My daughter has lost 8 teeth so far, and until last week my son had lost just the bottom two. They’ve both written letters to their Tooth Fairies and discovered that hers is called Gretel and his is called Grace.
Last week, one of my son’s top teeth moved into a new phase of wobbliness. By the next morning, after some frantic jiggling, he was able to poke it out of his mouth like Nanny McPhee.
That afternoon he cried out, in a panic, that his wobbly tooth really hurt. As I walked towards him, I saw him give it a big tug, his head went slowly down onto the table and then he fell backwards to the floor. The tooth was out and he had fainted.
He awoke almost immediately and started crying so I picked him up and took him upstairs to lie down on my bed. He was as white as milk with no colour in his lips, and his eyes were scarily sleepy. He had a headache and pins and needles in his shoulders.
I reassured him but needed reassurance myself, so I called my parents. Then I called the doctor, who said that as long as my son hadn’t banged his head on the way down I should keep him home and let him rest. The poor little titch felt awful.

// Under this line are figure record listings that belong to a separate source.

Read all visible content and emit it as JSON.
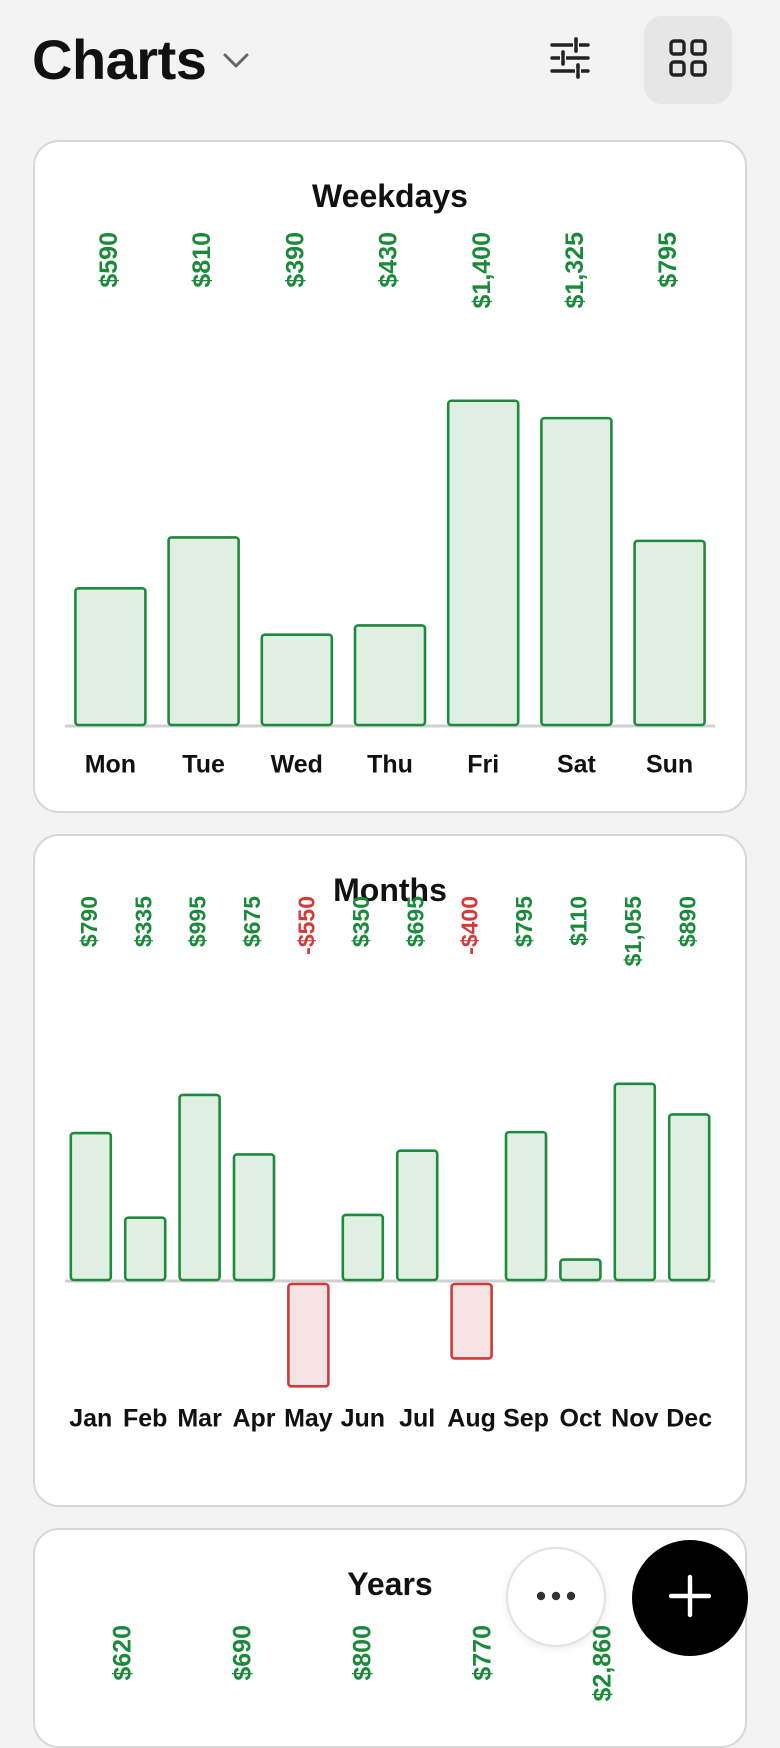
{
  "header": {
    "title": "Charts",
    "icons": {
      "dropdown": "chevron-down-icon",
      "filter": "sliders-icon",
      "layout": "grid-icon"
    }
  },
  "colors": {
    "positive_stroke": "#1f8a3d",
    "positive_fill": "#dfefe2",
    "positive_text": "#1a8a3a",
    "negative_stroke": "#d03a3a",
    "negative_fill": "#f6e3e3",
    "negative_text": "#d33a3a",
    "baseline": "#d0d0d0"
  },
  "cards": [
    {
      "title": "Weekdays"
    },
    {
      "title": "Months"
    },
    {
      "title": "Years"
    }
  ],
  "chart_data": [
    {
      "type": "bar",
      "title": "Weekdays",
      "categories": [
        "Mon",
        "Tue",
        "Wed",
        "Thu",
        "Fri",
        "Sat",
        "Sun"
      ],
      "values": [
        590,
        810,
        390,
        430,
        1400,
        1325,
        795
      ],
      "value_labels": [
        "$590",
        "$810",
        "$390",
        "$430",
        "$1,400",
        "$1,325",
        "$795"
      ]
    },
    {
      "type": "bar",
      "title": "Months",
      "categories": [
        "Jan",
        "Feb",
        "Mar",
        "Apr",
        "May",
        "Jun",
        "Jul",
        "Aug",
        "Sep",
        "Oct",
        "Nov",
        "Dec"
      ],
      "values": [
        790,
        335,
        995,
        675,
        -550,
        350,
        695,
        -400,
        795,
        110,
        1055,
        890
      ],
      "value_labels": [
        "$790",
        "$335",
        "$995",
        "$675",
        "-$550",
        "$350",
        "$695",
        "-$400",
        "$795",
        "$110",
        "$1,055",
        "$890"
      ]
    },
    {
      "type": "bar",
      "title": "Years",
      "value_labels": [
        "$620",
        "$690",
        "$800",
        "$770",
        "$2,860"
      ]
    }
  ],
  "fabs": {
    "more": "more-horizontal-icon",
    "add": "plus-icon"
  }
}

After a while his cheeks were pinker and he looked less worried so I took him downstairs for a drink, some biscuits, his favourite teddy bear and some TV. He got back to his normal bouncy self as the evening progressed. What a relief.
As he put that troublesome tooth in an envelope for Grace, he thought for a moment and said: “if I write and tell her this tooth made me faint, do you think she’ll give me more money?”